You must test each indicator, rule, and method before including them in your trading system. Many traders do this by dumping historical data into testing software and obtaining a printout of their system’s parameters. The profit-loss ratio, the biggest and the smallest profit or loss, the average profit and loss, the longest winning and losing streaks, the average profit, and the average or the maximum drawdowns give the appearance of objectivity and solidity.

Those printouts provide a false sense of security. You may have a very nice printout, but what if the system delivers five losses in a row, while you trade real money? Nothing in your testing has prepared you for that, but it happens all the time. You grit your teeth and put on another trade. Another loss. Your drawdown is getting deeper. Will you put on the next trade? Suddenly, an impressive printout looks like a very thin reed on which to hang your future, while your account is being whittled away.

The attraction of electronic testing is such that there is now a small cottage industry of programmers who test systems for a fee. Some traders spend months, if not years, learning to use testing software. A loser who cannot admit he’s afraid to trade has a wonderful excuse that he is learning new software. He’s like a swimmer who is afraid of water and keeps himself busy ironing his swimsuit.

Only one kind of system testing makes sense. It is slow, it is timeconsuming, and it does not lend itself to testing a hundred markets at once, but it’s the only method that prepares you for trading. It consists of going through historical data one day at a time, scrupulously writing down your trading signals for the day ahead, then clicking your chart forward and recording the trades and signals for the next day.

Begin by downloading your stock or futures data for a minimum of two years. Swing to the left side of the file, without looking at what happened next. Open your technical analysis program and a spreadsheet. The two most important keys for traders on a computer are Alt and Tab because they let you switch between two programs. Open two windows in your analytic program—one for your long-term chart with its indicators, the other for the short-term chart. Open a spreadsheet, write down your system’s rules at the top of the page and create columns for the date, entry date and price, and the exit date and price.

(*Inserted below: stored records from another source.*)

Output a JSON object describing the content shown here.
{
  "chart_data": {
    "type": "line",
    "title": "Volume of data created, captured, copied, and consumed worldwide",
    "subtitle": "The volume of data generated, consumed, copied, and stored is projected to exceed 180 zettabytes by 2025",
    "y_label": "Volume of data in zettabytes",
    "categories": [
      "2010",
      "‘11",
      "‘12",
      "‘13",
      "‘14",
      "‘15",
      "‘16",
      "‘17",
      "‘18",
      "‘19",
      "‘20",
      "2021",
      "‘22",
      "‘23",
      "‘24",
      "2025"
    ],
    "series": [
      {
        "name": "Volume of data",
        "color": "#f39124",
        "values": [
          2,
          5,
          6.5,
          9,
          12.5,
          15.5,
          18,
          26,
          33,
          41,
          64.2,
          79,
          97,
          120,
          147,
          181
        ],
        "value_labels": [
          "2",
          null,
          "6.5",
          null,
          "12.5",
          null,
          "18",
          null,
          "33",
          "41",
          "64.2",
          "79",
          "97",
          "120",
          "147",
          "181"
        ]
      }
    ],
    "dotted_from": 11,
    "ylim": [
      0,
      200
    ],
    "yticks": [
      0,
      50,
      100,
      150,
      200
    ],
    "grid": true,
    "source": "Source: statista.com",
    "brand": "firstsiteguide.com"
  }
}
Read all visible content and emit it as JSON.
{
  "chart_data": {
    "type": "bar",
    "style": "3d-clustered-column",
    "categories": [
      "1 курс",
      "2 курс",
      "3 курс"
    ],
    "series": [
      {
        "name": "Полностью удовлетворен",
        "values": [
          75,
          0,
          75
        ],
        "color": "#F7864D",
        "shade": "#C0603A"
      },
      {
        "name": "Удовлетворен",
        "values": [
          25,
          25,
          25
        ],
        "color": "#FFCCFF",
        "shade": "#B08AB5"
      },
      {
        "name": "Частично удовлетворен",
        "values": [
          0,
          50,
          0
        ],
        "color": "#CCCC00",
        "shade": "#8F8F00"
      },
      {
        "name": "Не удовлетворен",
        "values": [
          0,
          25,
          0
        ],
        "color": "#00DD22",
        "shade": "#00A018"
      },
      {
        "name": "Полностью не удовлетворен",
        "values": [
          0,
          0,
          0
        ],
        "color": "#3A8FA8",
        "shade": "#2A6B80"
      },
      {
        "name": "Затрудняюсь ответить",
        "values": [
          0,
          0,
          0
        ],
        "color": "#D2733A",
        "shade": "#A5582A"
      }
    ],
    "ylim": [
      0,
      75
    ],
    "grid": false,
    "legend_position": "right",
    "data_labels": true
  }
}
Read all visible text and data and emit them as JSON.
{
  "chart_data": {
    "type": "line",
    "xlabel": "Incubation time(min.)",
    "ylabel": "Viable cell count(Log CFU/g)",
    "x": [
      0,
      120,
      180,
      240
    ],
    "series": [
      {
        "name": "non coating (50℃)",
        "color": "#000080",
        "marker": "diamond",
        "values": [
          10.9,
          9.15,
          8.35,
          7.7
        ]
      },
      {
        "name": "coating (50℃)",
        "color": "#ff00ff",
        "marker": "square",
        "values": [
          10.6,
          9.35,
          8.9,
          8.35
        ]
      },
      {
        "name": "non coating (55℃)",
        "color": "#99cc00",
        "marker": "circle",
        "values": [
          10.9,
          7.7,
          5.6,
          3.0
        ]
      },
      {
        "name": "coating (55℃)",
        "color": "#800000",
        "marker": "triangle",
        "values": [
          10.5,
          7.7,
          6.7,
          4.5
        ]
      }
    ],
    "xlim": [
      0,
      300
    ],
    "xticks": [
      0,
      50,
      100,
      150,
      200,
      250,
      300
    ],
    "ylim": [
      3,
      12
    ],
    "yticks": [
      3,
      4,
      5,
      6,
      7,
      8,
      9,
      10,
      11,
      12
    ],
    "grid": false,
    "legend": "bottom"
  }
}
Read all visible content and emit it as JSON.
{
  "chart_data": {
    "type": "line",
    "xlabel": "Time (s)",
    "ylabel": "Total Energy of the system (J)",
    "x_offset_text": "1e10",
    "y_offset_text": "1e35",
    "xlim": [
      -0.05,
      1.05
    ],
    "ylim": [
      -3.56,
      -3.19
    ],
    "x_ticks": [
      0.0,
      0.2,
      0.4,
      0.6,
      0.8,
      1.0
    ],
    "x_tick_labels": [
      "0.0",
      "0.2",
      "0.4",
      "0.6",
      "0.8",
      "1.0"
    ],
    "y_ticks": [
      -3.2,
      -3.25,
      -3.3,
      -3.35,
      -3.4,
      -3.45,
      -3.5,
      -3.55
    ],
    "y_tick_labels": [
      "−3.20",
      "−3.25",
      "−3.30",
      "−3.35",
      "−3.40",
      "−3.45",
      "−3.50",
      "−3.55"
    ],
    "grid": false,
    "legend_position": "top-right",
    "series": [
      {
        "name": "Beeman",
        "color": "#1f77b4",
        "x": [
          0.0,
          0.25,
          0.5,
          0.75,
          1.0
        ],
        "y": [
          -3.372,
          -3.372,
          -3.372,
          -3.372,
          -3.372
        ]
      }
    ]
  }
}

Turn to the weekly chart and note its signal, if any. If it gives you a buy or sell signal, go to the daily chart ending on the same date to see whether it gives you a buy or a sell signal as well. If it does, record the order you have to place in your spreadsheet. Now return to the daily chart and click one day forward. See whether your buy or sell order was triggered. If so, return to the spreadsheet and record the result. Track your trade day by day, calculating stops and deciding where to take profits.

Follow this process throughout your entire data file, advancing a week at a time on the weekly chart, a day at a time on the daily chart. At every click write down your system’s signals and your actions.

As you click forward, one day at a time, the market history will slowly unfold and challenge you. You click and a buy signal comes into view. Will you take it? Record your decision in a spreadsheet. Will you take profits at a set target, on a sell signal, or on the basis of price action? You are doing much more than testing a set of rigid rules. Moving ahead day by day, you develop your decision-making skills. This one-bar-at-a-time forward testing is vastly superior to what you get from backtesting software.

How will you deal with gap openings when prices open above your buy level or below your stop? What about limit moves in futures? Should the system be adjusted, changed, or scrapped? Clicking forward one day at a time gets you as close to the real experience of trading as you can ever get without putting on a trade. It puts you in touch with the raw edge of the market, which you can never experience through an orderly printout from a professional system tester.

Manual testing will improve your ability to think, recognize events, and act in the foggy environment of the market. Your trading plans must include certain absolute rules, most of them concerning money management. As long as you stay within those rules, you have much freedom in trading the markets. Your growing levels of knowledge, maturity, judgment, and skill are much more important assets than any computerized testing.